Seguito dagli investigatori, il ragazzo è stato bloccato. Trovati migliaia di euro in contanti e anche bilancini per il confezionamento.

Milano – Ieri la polizia di Stato ha arrestato un cittadino albanese di 22 anni, con precedenti, per detenzione di sostanze stupefacenti ai fini di spaccio.

Intorno alle 20:15, i poliziotti della 6^ sezione della squadra mobile, nel corso di un servizio di contrasto allo spaccio di droga in zona Sempione, transitando in via Moscati, hanno notato il 22enne che, alla guida di un’auto, si muoveva in modo sospetto; da accertamenti l’auto è risultata essere stata utilizzata già in passato per la vendita di droga, motivo per il quale i poliziotti lo hanno seguito.

Giunti in via Dal Verme, il 22enne, è entrato all’interno di uno stabile mentre i poliziotti si sono appostati nelle vicinanze dello stesso. Poco dopo l’uomo è stato fermato dagli agenti mentre si stava allontanando dall’appartamento. Gli agenti sono entrati all’interno dello stesso dove erano presenti due cittadini italiani di 36 e 43 anni, poi denunciati in stato di libertà per detenzione ai fini di spaccio in concorso.

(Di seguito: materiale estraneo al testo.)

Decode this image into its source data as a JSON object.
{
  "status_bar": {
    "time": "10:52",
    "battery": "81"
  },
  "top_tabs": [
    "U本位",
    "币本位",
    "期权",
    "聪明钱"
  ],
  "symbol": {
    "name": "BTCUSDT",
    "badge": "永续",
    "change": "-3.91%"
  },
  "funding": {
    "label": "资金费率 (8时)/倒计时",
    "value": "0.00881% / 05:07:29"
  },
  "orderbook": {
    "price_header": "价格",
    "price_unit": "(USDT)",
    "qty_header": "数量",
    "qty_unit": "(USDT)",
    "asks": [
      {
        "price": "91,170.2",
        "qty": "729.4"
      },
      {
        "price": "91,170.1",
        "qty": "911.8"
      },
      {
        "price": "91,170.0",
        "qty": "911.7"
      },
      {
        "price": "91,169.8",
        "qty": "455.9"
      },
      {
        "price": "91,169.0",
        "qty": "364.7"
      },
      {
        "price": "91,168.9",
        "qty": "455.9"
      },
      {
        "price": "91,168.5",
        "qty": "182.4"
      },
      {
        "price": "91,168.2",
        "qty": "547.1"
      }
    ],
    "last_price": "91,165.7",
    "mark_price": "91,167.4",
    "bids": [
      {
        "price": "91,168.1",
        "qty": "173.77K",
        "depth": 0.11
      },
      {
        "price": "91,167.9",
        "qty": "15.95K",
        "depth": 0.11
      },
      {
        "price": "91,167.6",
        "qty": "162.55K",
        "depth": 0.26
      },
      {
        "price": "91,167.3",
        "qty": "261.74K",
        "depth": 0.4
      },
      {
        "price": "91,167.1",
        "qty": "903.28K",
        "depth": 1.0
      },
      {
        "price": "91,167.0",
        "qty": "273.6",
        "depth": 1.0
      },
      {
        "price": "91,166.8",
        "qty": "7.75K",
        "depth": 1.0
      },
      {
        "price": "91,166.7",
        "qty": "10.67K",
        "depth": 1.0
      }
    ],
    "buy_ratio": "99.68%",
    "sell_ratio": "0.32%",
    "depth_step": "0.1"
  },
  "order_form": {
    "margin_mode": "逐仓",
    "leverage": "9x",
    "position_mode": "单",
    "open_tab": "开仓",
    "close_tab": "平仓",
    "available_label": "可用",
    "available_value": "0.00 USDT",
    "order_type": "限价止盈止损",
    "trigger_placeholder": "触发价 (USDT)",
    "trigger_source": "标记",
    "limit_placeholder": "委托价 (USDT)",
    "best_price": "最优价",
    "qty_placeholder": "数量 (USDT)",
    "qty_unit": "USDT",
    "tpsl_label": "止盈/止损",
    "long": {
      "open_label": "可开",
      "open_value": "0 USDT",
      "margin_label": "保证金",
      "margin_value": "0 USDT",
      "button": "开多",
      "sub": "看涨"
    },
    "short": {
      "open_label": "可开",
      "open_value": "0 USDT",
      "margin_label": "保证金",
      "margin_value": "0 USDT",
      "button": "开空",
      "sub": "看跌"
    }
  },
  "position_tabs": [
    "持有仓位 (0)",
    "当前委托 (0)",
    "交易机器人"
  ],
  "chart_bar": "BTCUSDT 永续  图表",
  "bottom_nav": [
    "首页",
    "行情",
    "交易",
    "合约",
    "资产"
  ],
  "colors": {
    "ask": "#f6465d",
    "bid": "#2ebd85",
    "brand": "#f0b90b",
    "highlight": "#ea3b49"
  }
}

A seguito di perquisizione il 22enne è stato trovato in possesso di tre involucri di cocaina, un mazzo di chiavi riconducibili a un appartamento a Rozzano (MI), un cellulare e 820 euro, di cui 220 rinvenuti all’interno dell’auto, mentre il 36enne è stato trovato in possesso di sei grammi e mezzo di cocaina suddivisa in involucri, acquistata poco prima dal 22enne. Inoltre, nell’abitazione sono stati trovati due involucri di cocaina per un grammo e mezzo.

All’interno del domicilio del 22enne a Rozzano (MI), i poliziotti hanno rinvenuto e sequestrato, sul tavolo in cucina, svariati ritagli di carta stagnola, quattro bilancini di precisione e 54 grammi di cocaina suddivisi in 51 involucri; sempre in cucina, all’interno del forno, sono stati trovati oltre 1,2kg di cocaina. Inoltre, nella camera da letto sono stati trovati altri sei involucri di cocaina e la somma in denaro pari a 6.000 euro.